C’est grâce à l’amitié qui le lie avec le réalisateur Yves Christian Fournier que Patrick Lavoie expérimente avec la composition de musique sur image dans le domaine publicitaire dans les années 2000. Il constate alors le plaisir qu’il éprouve à écrire de la musique. « Les contrats les plus difficiles sont les premiers. Car dans ce milieu, on ne te demande jamais ton diplôme. On veut entendre ce que tu as composé. Je ne compte pas le nombre de maquettes que j’ai alors écrites à cette époque. »
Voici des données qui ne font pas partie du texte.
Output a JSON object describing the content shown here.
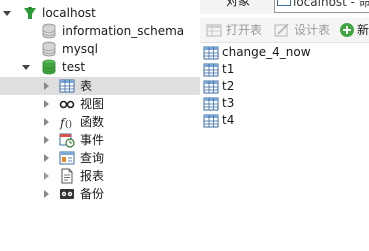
{
  "tree": {
    "connection": "localhost",
    "databases": [
      {
        "name": "information_schema"
      },
      {
        "name": "mysql"
      },
      {
        "name": "test"
      }
    ],
    "groups": [
      {
        "label": "表",
        "icon": "table-icon"
      },
      {
        "label": "视图",
        "icon": "view-glasses-icon"
      },
      {
        "label": "函数",
        "icon": "function-icon"
      },
      {
        "label": "事件",
        "icon": "event-clock-icon"
      },
      {
        "label": "查询",
        "icon": "query-icon"
      },
      {
        "label": "报表",
        "icon": "report-icon"
      },
      {
        "label": "备份",
        "icon": "backup-icon"
      }
    ]
  },
  "right": {
    "tab_objects": "对象",
    "tab_query": "localhost - 命",
    "toolbar": {
      "open_table": "打开表",
      "design_table": "设计表",
      "new": "新"
    },
    "tables": [
      "change_4_now",
      "t1",
      "t2",
      "t3",
      "t4"
    ]
  },
  "colors": {
    "selection": "#dfdfdf",
    "db_green": "#3fa63f",
    "connection_green": "#2e9b3a"
  }
}
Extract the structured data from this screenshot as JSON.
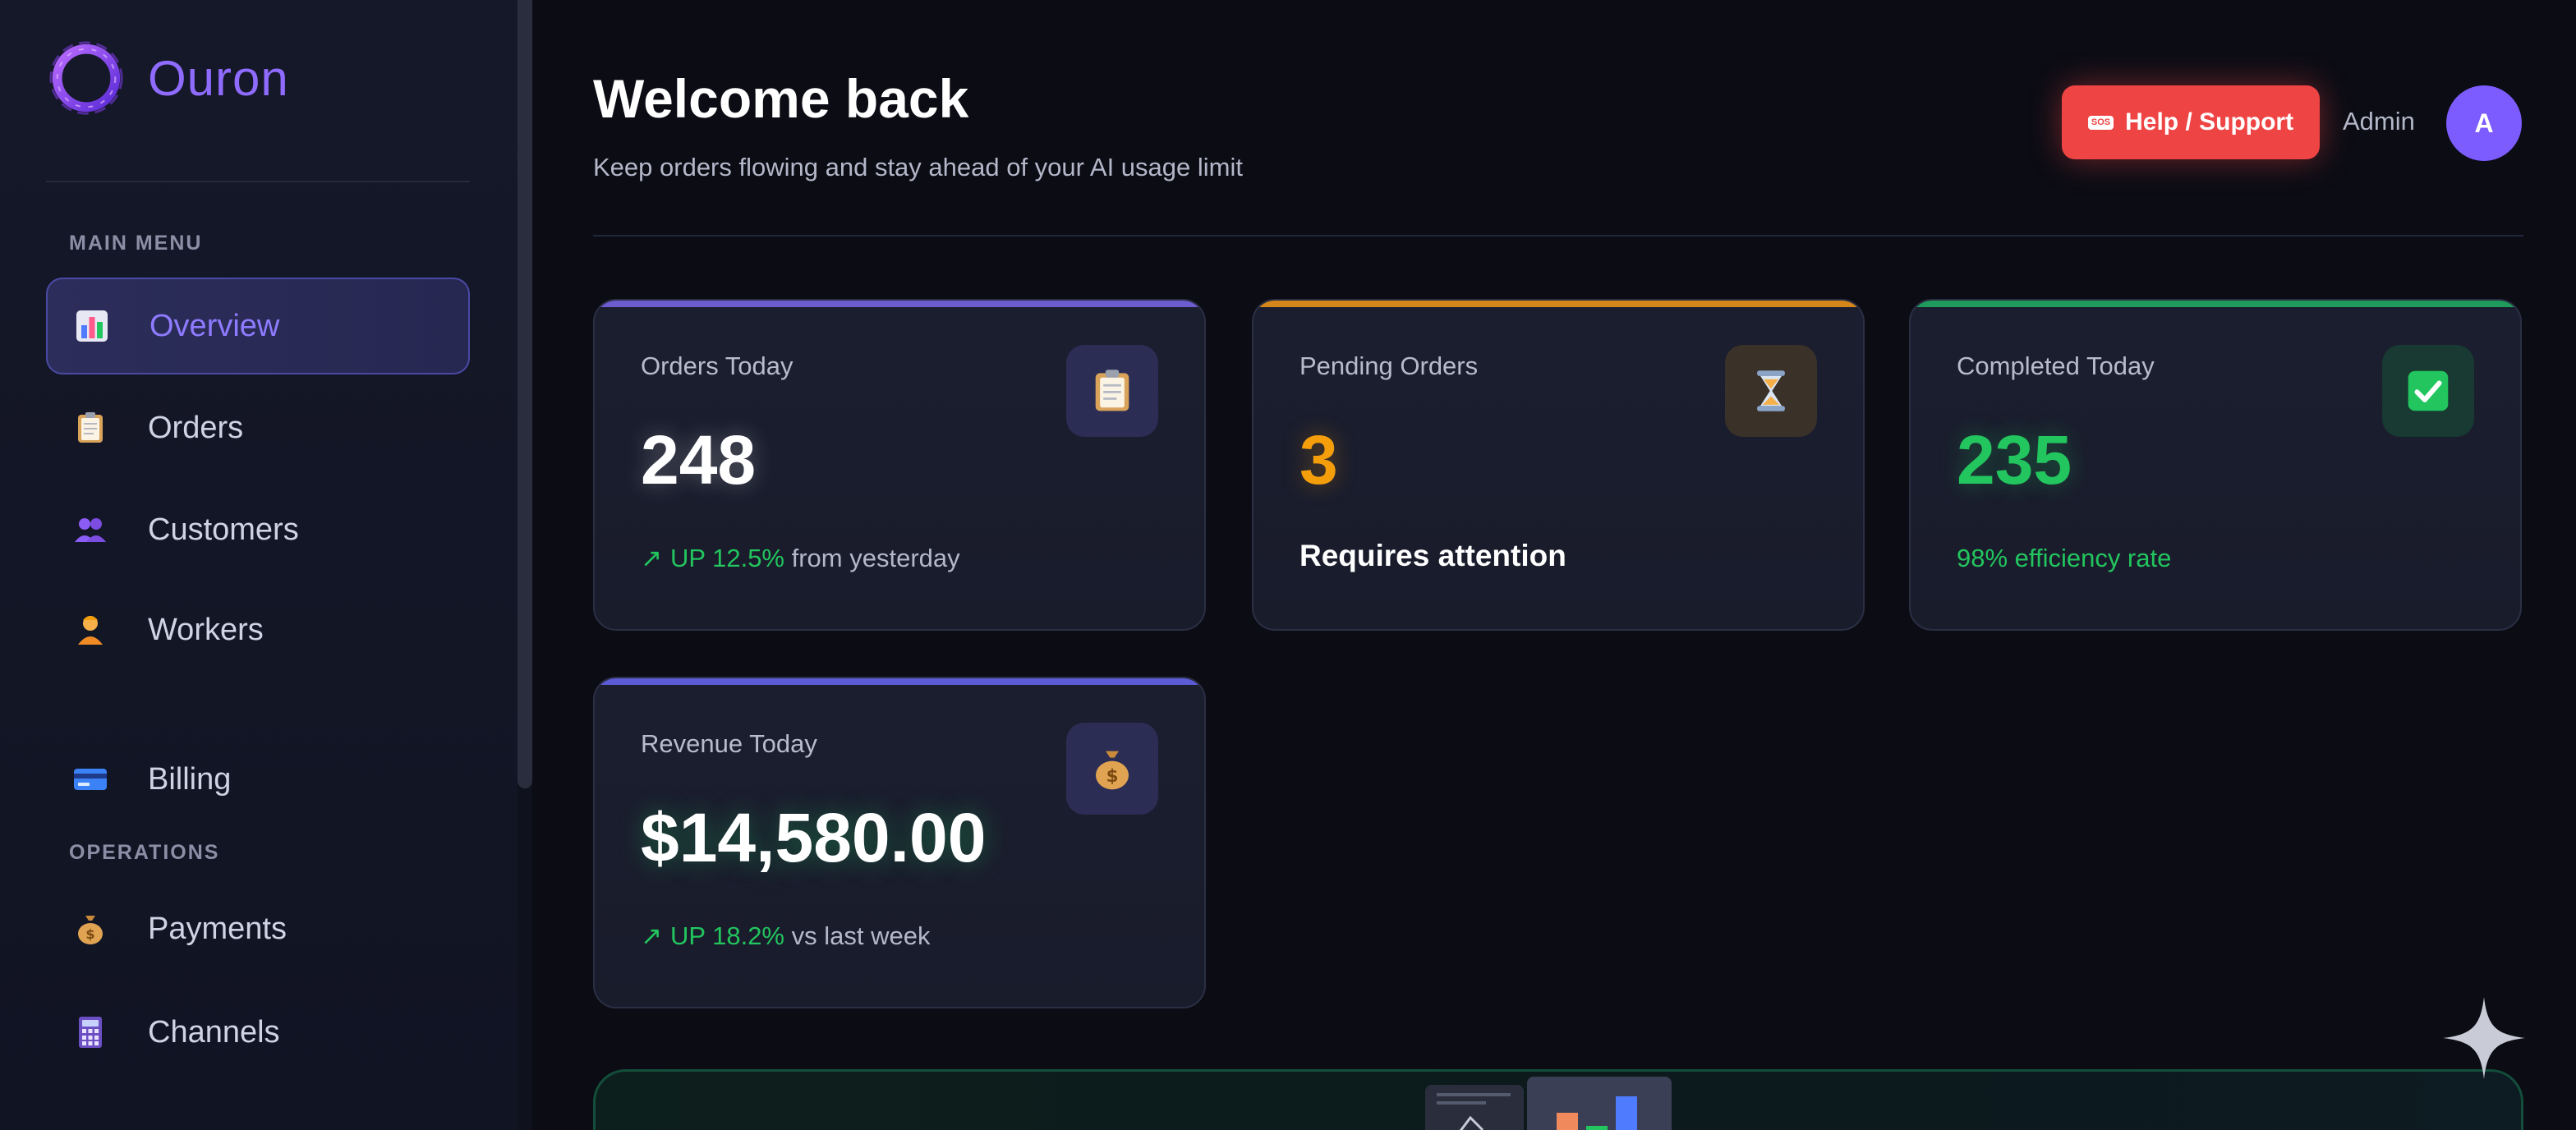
{
  "brand": {
    "name": "Ouron"
  },
  "sidebar": {
    "sections": {
      "main_menu": "MAIN MENU",
      "operations": "OPERATIONS"
    },
    "items": [
      {
        "label": "Overview",
        "icon": "bar-chart-icon",
        "active": true
      },
      {
        "label": "Orders",
        "icon": "clipboard-icon"
      },
      {
        "label": "Customers",
        "icon": "people-icon"
      },
      {
        "label": "Workers",
        "icon": "worker-icon"
      },
      {
        "label": "Billing",
        "icon": "credit-card-icon"
      },
      {
        "label": "Payments",
        "icon": "money-bag-icon"
      },
      {
        "label": "Channels",
        "icon": "abacus-icon"
      }
    ]
  },
  "header": {
    "title": "Welcome back",
    "subtitle": "Keep orders flowing and stay ahead of your AI usage limit",
    "help_label": "Help / Support",
    "help_badge": "SOS",
    "user_name": "Admin",
    "avatar_initial": "A"
  },
  "cards": [
    {
      "label": "Orders Today",
      "value": "248",
      "trend": "UP 12.5%",
      "trend_suffix": " from yesterday",
      "icon": "clipboard-icon",
      "accent": "#6d5bd0"
    },
    {
      "label": "Pending Orders",
      "value": "3",
      "note": "Requires attention",
      "icon": "hourglass-icon",
      "accent": "#d4861a",
      "value_color": "#f59e0b"
    },
    {
      "label": "Completed Today",
      "value": "235",
      "note": "98% efficiency rate",
      "icon": "check-icon",
      "accent": "#1f9c5b",
      "value_color": "#22c55e"
    },
    {
      "label": "Revenue Today",
      "value": "$14,580.00",
      "trend": "UP 18.2%",
      "trend_suffix": " vs last week",
      "icon": "money-bag-icon",
      "accent": "#5b5cd6"
    }
  ],
  "colors": {
    "accent": "#8f6bff",
    "danger": "#ef4444",
    "success": "#22c55e",
    "warning": "#f59e0b"
  }
}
Une relation de travail particulière se développe entre les deux hommes. Tôt dans le processus, Fournier prend l’habitude d’échanger avec Lavoie sur ses envies qui l’animent au sein des différents projets. Lavoie décide alors de composer en amont des tournages de Fournier des maquettes transitoires. « La musique l’inspire beaucoup. Ça lui trace une voie. » Ce fut le cas pour le long métrage Tout est parfait en 2008, et pour la série Blue Moon en 2015, où Fournier avait avec lui 37 différentes pistes sonores provisoires qui l’habitaient tout au long de son tournage. Cette aventure cinématographique se poursuit avec Yves-Christian Fourier sur Noir (2015) et avec le réalisateur Martin Talbot sur Henri Henri (2014), une trame sonore pour laquelle Lavoie obtient une nomination aux Écrans canadiens.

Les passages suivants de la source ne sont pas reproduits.